# Sentiment Analysis
Mining tweet-stream sentiment real time could be challenging: tweets are short, multilingual, truncated/incomplete, contain abbreviations, symbols and emoji. Emojis could be very helpful, we can mine them separately and use as sentiment indicators on the stream.

#### Emoji
[Starter model using polar queries](EmojiSentiment.ipynb)

In [1]:
esent = {}
with open('sentiment.txt','r') as source:
    for line in source.readlines():
        emoticon, sentiment = line.strip().split()
        esent[emoticon] = float(sentiment)

In [2]:
sample  = 'Hola 😋 cómo estás?'
for char in sample:
    if char in esent:
        print(esent[char])

1.0


#### Text
Starter model using [TextBlob-NLTK](http://textblob.readthedocs.io/en/dev/_modules/textblob/en/sentiments.html)

In [3]:
#!pip install textblob
#!python -m textblob.download_corpora

In [4]:
import nltk
# >>>nltk.download('stopwords')

nltk.corpus.stopwords.words('spanish')[:10]

['de', 'la', 'que', 'el', 'en', 'y', 'a', 'los', 'del', 'se']

In [5]:
nltk.corpus.stopwords.words('french')[:10]

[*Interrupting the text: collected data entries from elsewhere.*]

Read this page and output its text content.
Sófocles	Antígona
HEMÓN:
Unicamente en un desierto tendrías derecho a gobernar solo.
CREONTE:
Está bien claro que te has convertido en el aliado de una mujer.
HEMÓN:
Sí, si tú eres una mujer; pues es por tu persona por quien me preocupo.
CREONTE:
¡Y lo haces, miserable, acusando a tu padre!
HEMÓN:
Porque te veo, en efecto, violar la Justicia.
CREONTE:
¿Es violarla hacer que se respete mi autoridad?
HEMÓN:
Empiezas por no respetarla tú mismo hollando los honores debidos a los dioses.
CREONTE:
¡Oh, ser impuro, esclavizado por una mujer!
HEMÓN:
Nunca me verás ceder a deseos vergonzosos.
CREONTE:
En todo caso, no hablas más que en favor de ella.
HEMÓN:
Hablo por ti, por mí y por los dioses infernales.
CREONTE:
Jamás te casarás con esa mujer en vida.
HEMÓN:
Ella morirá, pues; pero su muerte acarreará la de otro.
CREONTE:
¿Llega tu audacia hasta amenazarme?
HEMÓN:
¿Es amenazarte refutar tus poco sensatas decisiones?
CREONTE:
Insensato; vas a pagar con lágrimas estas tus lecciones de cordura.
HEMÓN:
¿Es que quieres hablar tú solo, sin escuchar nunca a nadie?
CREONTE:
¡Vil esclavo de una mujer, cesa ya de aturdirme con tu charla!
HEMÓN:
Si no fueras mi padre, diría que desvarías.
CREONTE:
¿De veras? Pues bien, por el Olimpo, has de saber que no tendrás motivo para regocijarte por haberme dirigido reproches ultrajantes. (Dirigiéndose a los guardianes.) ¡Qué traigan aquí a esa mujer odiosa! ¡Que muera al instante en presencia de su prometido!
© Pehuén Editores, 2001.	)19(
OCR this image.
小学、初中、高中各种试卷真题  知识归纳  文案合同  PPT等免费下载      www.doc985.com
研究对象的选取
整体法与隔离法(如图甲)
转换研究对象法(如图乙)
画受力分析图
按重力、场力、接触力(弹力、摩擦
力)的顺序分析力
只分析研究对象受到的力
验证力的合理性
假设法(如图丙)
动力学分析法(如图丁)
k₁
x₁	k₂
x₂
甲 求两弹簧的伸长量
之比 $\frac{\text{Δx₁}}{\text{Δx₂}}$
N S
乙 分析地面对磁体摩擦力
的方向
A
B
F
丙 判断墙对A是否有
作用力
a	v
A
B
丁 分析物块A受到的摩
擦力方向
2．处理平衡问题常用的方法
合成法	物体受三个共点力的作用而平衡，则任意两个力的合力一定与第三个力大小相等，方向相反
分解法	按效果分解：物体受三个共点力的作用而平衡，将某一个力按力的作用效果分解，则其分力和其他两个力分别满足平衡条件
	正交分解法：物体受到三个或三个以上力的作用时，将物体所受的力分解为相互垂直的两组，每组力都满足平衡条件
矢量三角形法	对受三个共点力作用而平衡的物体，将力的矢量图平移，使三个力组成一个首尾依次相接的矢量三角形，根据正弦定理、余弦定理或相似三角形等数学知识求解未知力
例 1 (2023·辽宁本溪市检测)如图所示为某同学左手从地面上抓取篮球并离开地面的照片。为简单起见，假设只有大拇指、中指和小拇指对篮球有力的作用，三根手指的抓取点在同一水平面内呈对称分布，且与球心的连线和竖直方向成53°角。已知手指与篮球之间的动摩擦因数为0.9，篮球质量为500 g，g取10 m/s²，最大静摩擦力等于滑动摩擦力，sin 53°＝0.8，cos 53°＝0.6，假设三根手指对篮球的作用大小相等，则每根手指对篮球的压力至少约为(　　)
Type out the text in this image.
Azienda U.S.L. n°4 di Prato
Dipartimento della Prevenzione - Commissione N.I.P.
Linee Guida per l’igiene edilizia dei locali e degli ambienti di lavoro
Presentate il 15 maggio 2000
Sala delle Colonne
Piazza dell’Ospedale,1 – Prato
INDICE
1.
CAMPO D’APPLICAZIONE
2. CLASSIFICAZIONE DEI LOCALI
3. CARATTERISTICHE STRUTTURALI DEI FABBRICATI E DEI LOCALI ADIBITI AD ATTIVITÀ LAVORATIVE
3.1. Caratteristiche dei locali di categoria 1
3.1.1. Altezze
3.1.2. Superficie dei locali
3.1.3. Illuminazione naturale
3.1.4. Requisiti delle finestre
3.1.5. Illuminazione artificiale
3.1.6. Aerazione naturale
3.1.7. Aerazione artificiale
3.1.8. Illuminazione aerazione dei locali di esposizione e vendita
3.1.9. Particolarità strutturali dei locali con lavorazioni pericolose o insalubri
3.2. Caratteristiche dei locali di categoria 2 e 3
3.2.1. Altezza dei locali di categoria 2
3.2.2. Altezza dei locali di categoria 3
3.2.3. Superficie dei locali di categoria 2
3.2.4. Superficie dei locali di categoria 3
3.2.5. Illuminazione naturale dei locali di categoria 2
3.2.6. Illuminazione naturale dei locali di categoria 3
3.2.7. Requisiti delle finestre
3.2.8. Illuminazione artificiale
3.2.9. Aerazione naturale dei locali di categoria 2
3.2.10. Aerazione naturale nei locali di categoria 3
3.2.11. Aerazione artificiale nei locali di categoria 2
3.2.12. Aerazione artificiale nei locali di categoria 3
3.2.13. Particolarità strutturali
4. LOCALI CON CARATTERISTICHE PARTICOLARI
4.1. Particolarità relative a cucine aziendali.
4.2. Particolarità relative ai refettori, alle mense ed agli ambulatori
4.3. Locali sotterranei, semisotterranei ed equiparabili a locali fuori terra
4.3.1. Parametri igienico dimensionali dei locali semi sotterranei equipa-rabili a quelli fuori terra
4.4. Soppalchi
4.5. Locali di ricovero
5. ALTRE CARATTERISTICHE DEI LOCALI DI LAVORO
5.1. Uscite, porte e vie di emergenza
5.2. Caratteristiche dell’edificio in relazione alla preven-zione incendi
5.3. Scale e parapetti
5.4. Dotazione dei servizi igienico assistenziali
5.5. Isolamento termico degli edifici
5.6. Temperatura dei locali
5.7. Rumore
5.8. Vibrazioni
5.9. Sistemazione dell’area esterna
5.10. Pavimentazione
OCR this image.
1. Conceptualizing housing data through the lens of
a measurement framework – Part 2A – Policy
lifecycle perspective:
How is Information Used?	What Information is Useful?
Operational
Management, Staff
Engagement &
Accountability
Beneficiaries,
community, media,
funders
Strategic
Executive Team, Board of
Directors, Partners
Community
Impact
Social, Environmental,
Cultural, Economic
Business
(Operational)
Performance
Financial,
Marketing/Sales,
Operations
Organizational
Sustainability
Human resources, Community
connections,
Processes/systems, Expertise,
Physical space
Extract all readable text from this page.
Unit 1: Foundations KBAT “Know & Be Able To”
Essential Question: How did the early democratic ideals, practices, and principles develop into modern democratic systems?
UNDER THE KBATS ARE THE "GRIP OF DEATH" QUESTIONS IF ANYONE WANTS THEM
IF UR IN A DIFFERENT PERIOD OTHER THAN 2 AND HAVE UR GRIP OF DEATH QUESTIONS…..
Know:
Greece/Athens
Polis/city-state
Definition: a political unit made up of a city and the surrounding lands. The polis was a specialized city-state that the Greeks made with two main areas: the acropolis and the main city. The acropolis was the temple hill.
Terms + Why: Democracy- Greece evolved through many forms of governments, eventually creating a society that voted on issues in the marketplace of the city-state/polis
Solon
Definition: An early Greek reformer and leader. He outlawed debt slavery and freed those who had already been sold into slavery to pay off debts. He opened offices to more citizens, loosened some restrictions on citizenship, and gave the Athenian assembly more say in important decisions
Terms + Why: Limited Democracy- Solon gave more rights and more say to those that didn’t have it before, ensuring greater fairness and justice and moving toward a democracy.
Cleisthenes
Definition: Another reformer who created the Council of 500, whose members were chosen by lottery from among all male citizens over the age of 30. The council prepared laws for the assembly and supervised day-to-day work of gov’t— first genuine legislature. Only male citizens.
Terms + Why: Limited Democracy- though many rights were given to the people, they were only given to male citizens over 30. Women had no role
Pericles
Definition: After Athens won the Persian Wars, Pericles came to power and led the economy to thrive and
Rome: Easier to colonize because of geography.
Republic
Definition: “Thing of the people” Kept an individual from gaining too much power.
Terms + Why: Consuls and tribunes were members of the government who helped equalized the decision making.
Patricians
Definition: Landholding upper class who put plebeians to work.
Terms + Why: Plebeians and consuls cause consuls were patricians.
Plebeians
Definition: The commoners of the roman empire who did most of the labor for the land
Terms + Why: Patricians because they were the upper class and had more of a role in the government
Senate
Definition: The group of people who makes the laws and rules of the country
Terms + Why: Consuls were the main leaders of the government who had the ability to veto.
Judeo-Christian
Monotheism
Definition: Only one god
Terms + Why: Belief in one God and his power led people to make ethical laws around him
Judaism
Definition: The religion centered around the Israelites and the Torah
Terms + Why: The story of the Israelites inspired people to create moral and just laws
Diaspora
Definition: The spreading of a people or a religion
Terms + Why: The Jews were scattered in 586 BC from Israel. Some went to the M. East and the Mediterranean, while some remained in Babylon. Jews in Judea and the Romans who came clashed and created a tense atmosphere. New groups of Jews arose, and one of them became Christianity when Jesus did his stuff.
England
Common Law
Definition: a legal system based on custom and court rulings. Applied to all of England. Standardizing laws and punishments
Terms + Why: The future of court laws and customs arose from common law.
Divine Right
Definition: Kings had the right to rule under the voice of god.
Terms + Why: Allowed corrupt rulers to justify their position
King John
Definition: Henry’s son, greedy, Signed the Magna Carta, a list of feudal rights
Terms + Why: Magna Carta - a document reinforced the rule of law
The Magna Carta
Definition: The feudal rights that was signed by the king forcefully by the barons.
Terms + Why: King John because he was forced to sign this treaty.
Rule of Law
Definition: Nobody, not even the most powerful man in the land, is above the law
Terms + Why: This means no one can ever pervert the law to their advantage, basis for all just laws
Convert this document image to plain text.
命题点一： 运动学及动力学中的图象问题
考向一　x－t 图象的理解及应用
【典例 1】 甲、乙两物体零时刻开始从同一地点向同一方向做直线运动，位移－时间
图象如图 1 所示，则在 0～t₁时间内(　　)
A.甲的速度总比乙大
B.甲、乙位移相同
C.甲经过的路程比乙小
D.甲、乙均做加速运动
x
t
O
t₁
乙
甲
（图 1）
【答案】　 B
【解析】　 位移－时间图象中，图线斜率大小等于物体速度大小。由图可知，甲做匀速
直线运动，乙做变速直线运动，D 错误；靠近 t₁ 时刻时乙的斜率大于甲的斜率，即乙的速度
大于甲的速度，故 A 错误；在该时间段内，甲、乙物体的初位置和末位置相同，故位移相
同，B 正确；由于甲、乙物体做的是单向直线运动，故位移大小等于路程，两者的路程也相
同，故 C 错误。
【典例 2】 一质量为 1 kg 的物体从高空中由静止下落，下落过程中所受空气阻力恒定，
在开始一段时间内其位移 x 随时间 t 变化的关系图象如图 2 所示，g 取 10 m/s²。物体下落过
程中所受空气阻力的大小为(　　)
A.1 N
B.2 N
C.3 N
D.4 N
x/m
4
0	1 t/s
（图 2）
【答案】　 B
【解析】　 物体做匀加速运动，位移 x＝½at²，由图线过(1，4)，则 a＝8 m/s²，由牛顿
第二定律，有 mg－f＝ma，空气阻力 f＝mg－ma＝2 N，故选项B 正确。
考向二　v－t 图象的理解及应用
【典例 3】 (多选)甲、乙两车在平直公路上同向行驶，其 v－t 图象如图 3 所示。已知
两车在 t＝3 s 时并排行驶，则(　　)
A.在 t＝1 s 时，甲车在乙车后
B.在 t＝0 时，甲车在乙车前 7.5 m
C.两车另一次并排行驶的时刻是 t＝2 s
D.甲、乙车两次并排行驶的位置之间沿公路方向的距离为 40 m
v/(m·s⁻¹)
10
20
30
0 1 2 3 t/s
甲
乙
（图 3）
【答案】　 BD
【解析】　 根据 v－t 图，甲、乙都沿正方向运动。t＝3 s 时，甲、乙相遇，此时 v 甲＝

['au', 'aux', 'avec', 'ce', 'ces', 'dans', 'de', 'des', 'du', 'elle']

In [6]:
stopwords = { word:1 for word in nltk.corpus.stopwords.words('english') }

# for lang in ['danish', 'dutch', 'finnish', 'french', 'german', 'hungarian', 'italian',
#             'norwegian', 'portuguese', 'russian', 'spanish', 'swedish', 'turkish']:
#    for word in nltk.corpus.stopwords.words('spanish'): stopwords[word] = 1

In [7]:
import re
import sys
import json
from textblob import TextBlob
from collections import Counter
from client import TwitterClient

def score(e, count):
    if count == 1 or abs(esent[e]) == 1: return esent[e]
    # scale up the signal for repeated emoticon
    s = abs(esent[e]) ** 1/count
    if esent[e] < 0: return - s
    return s


def extract(data):
    try:
        obj = json.loads(data)
        if 'text' in obj:
            # extract hashtags
            hashtags = ['#{}'.format(re.sub('\W+', '', term)) for term in obj['text'].split() if term[0] == '#']
            # extract emoji
            emo = Counter([c for c in obj['text'] if c in esent])
            polarity = 0.
            # remove links and all non-letter chacracters
            words = re.sub('(@\S+)|(https?\://\S+)|([\W\d_]+)', ' ', obj['text'].lower()).split()
            # remove stopwords
            words = [word for word in words if word not in stopwords]
            if obj['lang'] == 'en':
                # calculate sentiment score
                polarity = TextBlob(' '.join(words)).sentiment.polarity
            if len(emo) > 0:
                # get emoji sentiment scores
                sentiment = [score(e, c) for e, c in emo.items() if esent[e] != 0]
                # calculate tweet sentiment score as average of text and emoji scores
                if polarity != 0:
                    sentiment.append(polarity)
                if len(sentiment) > 0:
                    polarity = sum(sentiment)/len(sentiment)
            if polarity > 0.25 or polarity < -0.25:
                print('\n-- {} -------------------------------------------'.format(obj['lang']))
                print('Words: {}'.format(words))
                print('Emoji: {}'.format(list(emo.keys())))
                print('Hashtags: {}'.format(hashtags))
                print('Sentiment: {:.3f}'.format(polarity))
                print(obj['text'])
    except:
        print('------------------------------------------------------------------------')
        print('Error: {}'.format(sys.exc_info()))

twitter = TwitterClient()
twitter.stream('', geo = True, broadcast = extract, count = 100)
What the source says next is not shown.